Xanthus Smith was born in Philadelphia, son of the noted landscape and theater scenery painter Russell Smith (1812–1896) and artist Mary Priscilla Wilson Smith (1819–1874); his sister was the artist Mary Russell Smith (1842–1878). Russell Smith later explained that he gave his son such an unusual first name because he did not want him to be confused with John Rowson Smith (1810–1864), an artist he considered to be “a great scamp.” Xanthus Smith was educated at home by his mother, who also gave him drawing lessons. As a youth he was attracted to the sea, and made many sketches and watercolors of ships.

Smith accompanied his family on an extensive European tour from 1851 to 1852, and carefully studied the works of art that he saw there. After returning to Philadelphia he began to paint in earnest, and registered to draw at the Pennsylvania Academy of the Fine Arts around 1858. He first exhibited a landscape at the Academy in 1856 and continued to show his paintings there until 1887. Smith enlisted in the Navy at the outbreak of the Civil War, and served two tours of duty as a captain’s clerk. His depictions of major naval battles between the new ironclad ships were greeted with great critical acclaim, and by the 1876 Centennial Exhibition Smith was considered America’s foremost painter of Civil War naval engagements.

After the Centennial Exhibition art patrons began to favor recent European styles, and Smith’s work went out of fashion.
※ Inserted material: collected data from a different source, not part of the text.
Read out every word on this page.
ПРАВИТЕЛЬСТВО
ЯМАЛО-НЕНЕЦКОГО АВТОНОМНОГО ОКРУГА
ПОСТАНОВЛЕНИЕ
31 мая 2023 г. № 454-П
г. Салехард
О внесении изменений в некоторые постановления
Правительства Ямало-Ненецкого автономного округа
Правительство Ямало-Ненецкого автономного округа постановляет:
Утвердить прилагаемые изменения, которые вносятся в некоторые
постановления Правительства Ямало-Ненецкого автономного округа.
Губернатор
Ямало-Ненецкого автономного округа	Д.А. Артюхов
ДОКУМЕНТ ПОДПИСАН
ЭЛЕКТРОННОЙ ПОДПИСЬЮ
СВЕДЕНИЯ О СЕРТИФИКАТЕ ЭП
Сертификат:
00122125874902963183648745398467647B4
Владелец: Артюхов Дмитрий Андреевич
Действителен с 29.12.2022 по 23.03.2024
Financially independent, he married in 1879 and settled into a comfortable domestic existence at the family residence, Edgehill, in Glenside. Smith began to spend summers on Mount Desert Island, Maine, in 1877 and later bought a summer home at Casco Bay. Later in life he produced views of the countryside around his home in Glenside, such as the seven paintings listed here, many of which he sold through James S. Earle & Son and Charles F. Haseltine, the main art galleries in Philadelphia. He also became an accomplished photographer. Smith died at the family estate.